Worked Solution & Example Answer:a) Factorise fully 9a² - 6ab + 12ac - 8bc - Junior Cycle Mathematics - Question Question 1 - 2014
Step 1
Factorise fully 9a² - 6ab + 12ac - 8bc.
Answer
To factorise the expression, we look for common factors:
- Group the terms: 9a² - 6ab + 12ac - 8bc = (9a² - 6ab) + (12ac - 8bc).
- Factor out the common factors in each group:
- From the first group (9a² - 6ab), factor out 3a: [ 3a(3a - 2b) ]
- From the second group (12ac - 8bc), factor out 4c: [ 4c(3a - 2b) ]
- Now, we can combine these two factored terms: [ 3a(3a - 2b) + 4c(3a - 2b) = (3a + 4c)(3a - 2b) ]
Step 2
Factorise 9x² - 16y².
Answer
This expression represents a difference of squares, which can be factored using the formula ( a² - b² = (a - b)(a + b) ).
- Identify a and b:
- Here, ( a = 3x ) and ( b = 4y ), so we have: [ 9x² - 16y² = (3x)² - (4y)² ]

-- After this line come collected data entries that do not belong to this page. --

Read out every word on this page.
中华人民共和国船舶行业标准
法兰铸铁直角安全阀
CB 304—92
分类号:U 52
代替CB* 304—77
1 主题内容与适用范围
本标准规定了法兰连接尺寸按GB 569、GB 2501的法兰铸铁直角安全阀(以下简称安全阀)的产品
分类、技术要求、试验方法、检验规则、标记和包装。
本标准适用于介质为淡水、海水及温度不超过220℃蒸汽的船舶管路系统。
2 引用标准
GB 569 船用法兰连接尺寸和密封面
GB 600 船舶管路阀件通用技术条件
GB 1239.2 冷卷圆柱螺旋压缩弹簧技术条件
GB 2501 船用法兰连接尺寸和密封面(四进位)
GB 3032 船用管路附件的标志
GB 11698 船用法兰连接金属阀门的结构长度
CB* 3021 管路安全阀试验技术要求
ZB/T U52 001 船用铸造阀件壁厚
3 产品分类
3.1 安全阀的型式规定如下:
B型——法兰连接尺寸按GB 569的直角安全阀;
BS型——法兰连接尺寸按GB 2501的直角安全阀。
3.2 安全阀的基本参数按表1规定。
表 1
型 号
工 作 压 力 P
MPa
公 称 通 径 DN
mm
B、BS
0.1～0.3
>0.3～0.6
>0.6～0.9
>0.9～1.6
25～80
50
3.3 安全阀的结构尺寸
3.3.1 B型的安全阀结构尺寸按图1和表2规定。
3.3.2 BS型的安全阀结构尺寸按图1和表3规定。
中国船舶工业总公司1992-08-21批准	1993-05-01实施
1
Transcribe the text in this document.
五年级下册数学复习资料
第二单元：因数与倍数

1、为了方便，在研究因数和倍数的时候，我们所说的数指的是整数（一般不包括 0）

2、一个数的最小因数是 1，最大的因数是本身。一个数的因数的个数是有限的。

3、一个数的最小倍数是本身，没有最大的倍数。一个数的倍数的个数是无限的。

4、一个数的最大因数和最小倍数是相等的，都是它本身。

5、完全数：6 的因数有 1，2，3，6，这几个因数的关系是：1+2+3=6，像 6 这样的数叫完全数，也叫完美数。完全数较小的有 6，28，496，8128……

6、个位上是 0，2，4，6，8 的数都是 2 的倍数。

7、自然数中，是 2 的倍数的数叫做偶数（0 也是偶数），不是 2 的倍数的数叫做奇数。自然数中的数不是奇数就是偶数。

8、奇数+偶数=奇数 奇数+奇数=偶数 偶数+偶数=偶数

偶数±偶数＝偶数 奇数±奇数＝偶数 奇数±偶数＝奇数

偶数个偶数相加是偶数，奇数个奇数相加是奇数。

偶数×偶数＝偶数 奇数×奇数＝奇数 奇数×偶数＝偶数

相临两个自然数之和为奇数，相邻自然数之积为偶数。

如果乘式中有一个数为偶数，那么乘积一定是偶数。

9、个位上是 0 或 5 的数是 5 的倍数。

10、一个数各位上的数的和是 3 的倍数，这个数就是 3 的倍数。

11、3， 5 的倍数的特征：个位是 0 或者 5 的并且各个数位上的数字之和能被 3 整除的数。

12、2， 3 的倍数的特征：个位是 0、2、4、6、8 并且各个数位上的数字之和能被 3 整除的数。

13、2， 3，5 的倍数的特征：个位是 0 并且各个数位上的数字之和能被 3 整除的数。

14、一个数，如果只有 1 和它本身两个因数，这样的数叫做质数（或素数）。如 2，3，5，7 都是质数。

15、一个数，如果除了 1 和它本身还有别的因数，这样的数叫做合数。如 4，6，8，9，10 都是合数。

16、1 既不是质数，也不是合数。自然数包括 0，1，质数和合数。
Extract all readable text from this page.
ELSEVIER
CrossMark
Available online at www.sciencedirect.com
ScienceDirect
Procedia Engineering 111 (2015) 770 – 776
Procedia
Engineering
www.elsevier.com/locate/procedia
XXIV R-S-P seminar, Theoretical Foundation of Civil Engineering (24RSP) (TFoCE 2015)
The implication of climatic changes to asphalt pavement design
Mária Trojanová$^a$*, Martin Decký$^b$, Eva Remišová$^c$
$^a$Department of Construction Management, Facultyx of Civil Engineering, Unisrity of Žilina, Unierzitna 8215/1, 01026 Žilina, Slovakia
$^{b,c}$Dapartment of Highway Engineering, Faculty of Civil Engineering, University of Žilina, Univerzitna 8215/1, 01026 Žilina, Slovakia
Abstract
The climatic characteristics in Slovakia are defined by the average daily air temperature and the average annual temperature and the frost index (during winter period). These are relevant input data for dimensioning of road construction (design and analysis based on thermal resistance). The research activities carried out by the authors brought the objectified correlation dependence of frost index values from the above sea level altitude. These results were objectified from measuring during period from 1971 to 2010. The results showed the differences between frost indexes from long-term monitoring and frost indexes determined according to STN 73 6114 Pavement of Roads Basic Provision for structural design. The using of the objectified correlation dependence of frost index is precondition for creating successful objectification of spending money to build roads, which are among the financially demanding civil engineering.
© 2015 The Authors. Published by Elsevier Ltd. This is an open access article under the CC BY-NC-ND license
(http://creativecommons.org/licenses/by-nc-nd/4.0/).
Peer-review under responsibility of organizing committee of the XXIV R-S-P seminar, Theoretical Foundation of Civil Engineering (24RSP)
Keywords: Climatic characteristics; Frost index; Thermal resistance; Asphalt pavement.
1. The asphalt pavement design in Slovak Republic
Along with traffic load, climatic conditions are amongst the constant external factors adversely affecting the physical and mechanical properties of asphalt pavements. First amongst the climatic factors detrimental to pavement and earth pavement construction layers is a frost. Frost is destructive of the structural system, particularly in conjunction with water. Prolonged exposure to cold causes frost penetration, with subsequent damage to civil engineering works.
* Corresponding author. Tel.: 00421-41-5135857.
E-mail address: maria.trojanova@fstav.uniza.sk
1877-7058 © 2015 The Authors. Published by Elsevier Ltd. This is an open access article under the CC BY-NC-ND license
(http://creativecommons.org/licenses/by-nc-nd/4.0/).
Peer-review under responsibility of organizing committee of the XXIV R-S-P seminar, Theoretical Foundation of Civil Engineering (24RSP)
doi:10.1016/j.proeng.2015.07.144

- Applying the difference of squares formula: [ 9x² - 16y² = (3x - 4y)(3x + 4y) ]
Step 3
Use factors to simplify the following: 2x² + 4x / 2x² + x - 6.
Answer
To simplify the expression ( \frac{2x² + 4x}{2x² + x - 6} ), we will factor both the numerator and the denominator:
- Factor the numerator: [ 2x² + 4x = 2x(x + 2) ]
- Factor the denominator:
- To factor ( 2x² + x - 6 ), we can use the factorization method:
- Find two numbers that multiply to ( 2 \times -6 = -12 ) and add to ( 1 ) (which is the coefficient of x): these numbers are ( 4 ) and ( -3 ).
- Thus: [ 2x² + x - 6 = 2x² + 4x - 3x - 6 = 2x(x + 2) - 3(x + 2) = (2x - 3)(x + 2) ]
- Substitute back into the expression: [ \frac{2x(x + 2)}{(2x - 3)(x + 2)} ]
- Cancel out the common factor (x + 2): [ \frac{2x}{2x - 3} ]
Thus, the simplified form is ( \frac{2x}{2x - 3} ).